Freitag, 12.08.2011

Russland und Ukraine sind sich beim Gas nicht grün

Der Fluch des Gaspreises: Aus engsten Verbündeten werden schnell wieder problematische Nachbarn (Foto: gov.ua)
Sotschi. Das Treffen der Präsidenten Medwedew und Janukowitsch verlief ohne greifbare Resultate. Damit steigt die Wahrscheinlichkeit, dass es zwischen beiden Ländern wieder zu einem „Gaskrieg“ kommen kann.
Der Flirt Moskaus mit der Regierung des früher gemeinhin als „Russland-freundlich“ eingeordneten Präsidenten Viktor Janukowitsch ist Vergangenheit. Konnten sich die beiden größten GUS-Staaten nach Janukowitschs Machtübernahme noch ruckzuck über ewige Reizthemen wie die weitere Stationierung der russischen Schwarzmeerflotte auf der Krim verständigen, so geht jetzt offenbar gar nichts mehr zwischen Kiew und Moskau.

Das Vier-Augen-Gespräch der beiden Präsidenten sei „wohlwollend und auf die weitere Entwicklung der Beziehungen ausgerichtet“ gewesen, rapportierte hinterher Janukowitschs Pressesprecherin. Mit derartigen Formulierungen könnten auch Verhandlungen von Kriegsgegnern diplomatisch kommentiert werden. Weitere Ergebnisse: Fehlanzeige.

Am Gaspreis scheiden sich wieder die Geister


Das leidige Thema der von der Ukraine für viel zu hoch empfundenen Preise für russisches Erdgas wurde bei dem Gipfel jedenfalls nicht gelöst – und vermutlich nicht einmal richtig konstruktiv angesprochen, denn die Chefs der beiden Gaskonzerne Gazprom und Naftogas waren nicht einmal hinzugezogen worden.

Der Timoschenko-Prozess gilt auch Moskau


Russland und Gazprom spekulieren darauf, ohne größere Investitionen die ukrainische Gasindustrie übernehmen zu können, ist man in der Kiewer Führung überzeugt. Im Austausch für Naftogas und die Transitpipelines würde das Land dann auch Erdgas zu deutlich billigeren Tarifen bekommen als sie 2009 von Julia Timoschenko in Moskau vereinbart wurden.

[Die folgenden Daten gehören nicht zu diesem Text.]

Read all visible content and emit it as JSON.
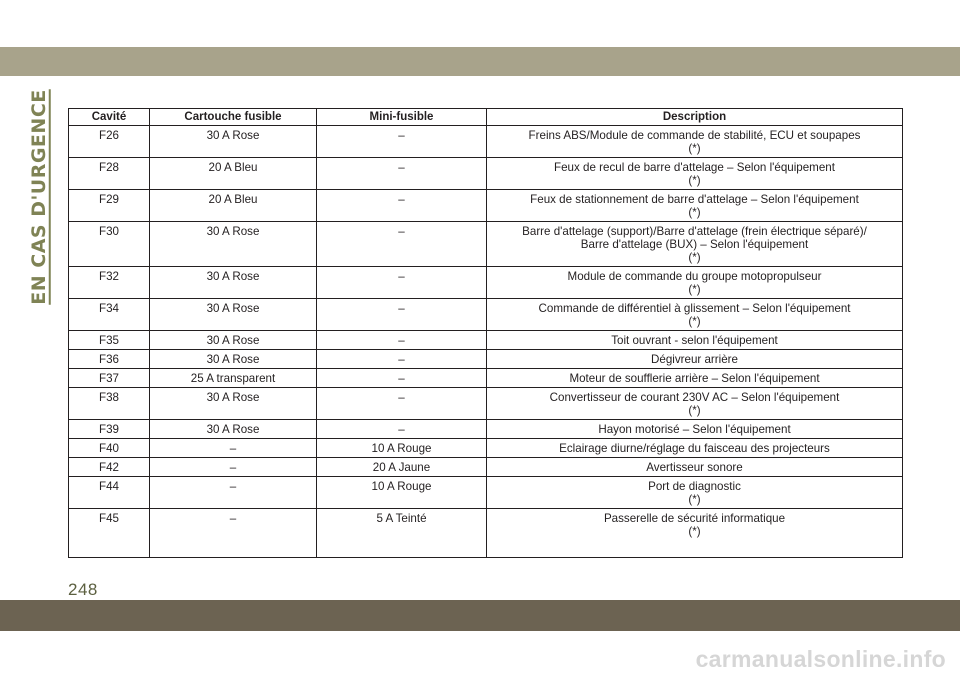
{
  "section_title": "EN CAS D'URGENCE",
  "table": {
    "headers": [
      "Cavité",
      "Cartouche fusible",
      "Mini-fusible",
      "Description"
    ],
    "rows": [
      [
        "F26",
        "30 A Rose",
        "–",
        "Freins ABS/Module de commande de stabilité, ECU et soupapes\n(*)"
      ],
      [
        "F28",
        "20 A Bleu",
        "–",
        "Feux de recul de barre d'attelage – Selon l'équipement\n(*)"
      ],
      [
        "F29",
        "20 A Bleu",
        "–",
        "Feux de stationnement de barre d'attelage – Selon l'équipement\n(*)"
      ],
      [
        "F30",
        "30 A Rose",
        "–",
        "Barre d'attelage (support)/Barre d'attelage (frein électrique séparé)/\nBarre d'attelage (BUX) – Selon l'équipement\n(*)"
      ],
      [
        "F32",
        "30 A Rose",
        "–",
        "Module de commande du groupe motopropulseur\n(*)"
      ],
      [
        "F34",
        "30 A Rose",
        "–",
        "Commande de différentiel à glissement – Selon l'équipement\n(*)"
      ],
      [
        "F35",
        "30 A Rose",
        "–",
        "Toit ouvrant - selon l'équipement"
      ],
      [
        "F36",
        "30 A Rose",
        "–",
        "Dégivreur arrière"
      ],
      [
        "F37",
        "25 A transparent",
        "–",
        "Moteur de soufflerie arrière – Selon l'équipement"
      ],
      [
        "F38",
        "30 A Rose",
        "–",
        "Convertisseur de courant 230V AC – Selon l'équipement\n(*)"
      ],
      [
        "F39",
        "30 A Rose",
        "–",
        "Hayon motorisé – Selon l'équipement"
      ],
      [
        "F40",
        "–",
        "10 A Rouge",
        "Eclairage diurne/réglage du faisceau des projecteurs"
      ],
      [
        "F42",
        "–",
        "20 A Jaune",
        "Avertisseur sonore"
      ],
      [
        "F44",
        "–",
        "10 A Rouge",
        "Port de diagnostic\n(*)"
      ],
      [
        "F45",
        "–",
        "5 A Teinté",
        "Passerelle de sécurité informatique\n(*)"
      ]
    ]
  },
  "page_number": "248",
  "watermark": "carmanualsonline.info",
  "colors": {
    "top_band": "#a8a38b",
    "bottom_band": "#6c6352",
    "section_title": "#7f8355",
    "page_number": "#5c6040",
    "watermark": "#d6d6d6"
  }
}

Unter anderem wegen dieses Vertrages wird der ehemaligen ukrainischen Premierministerin jetzt in Kiew der Prozess gemacht – wobei auch Russland die Inhaftierung der Angeklagten vor einer Woche heftig kritisierte.

Der Timoschenko-Prozess ist also nicht nur der Versuch der Janukowitsch-Garde, die lästige und wortgewaltige Oppositionsführerin kalt zu stellen, sondern soll auch beweisen, dass die heutigen harten Bedingungen für die Gaslieferungen aus Russland auf unlauterem Weg vereinbart wurden. Kein Wunder, dass man im Kreml eine derartige Argumentation als ehrabschneidend für Russland empfindet.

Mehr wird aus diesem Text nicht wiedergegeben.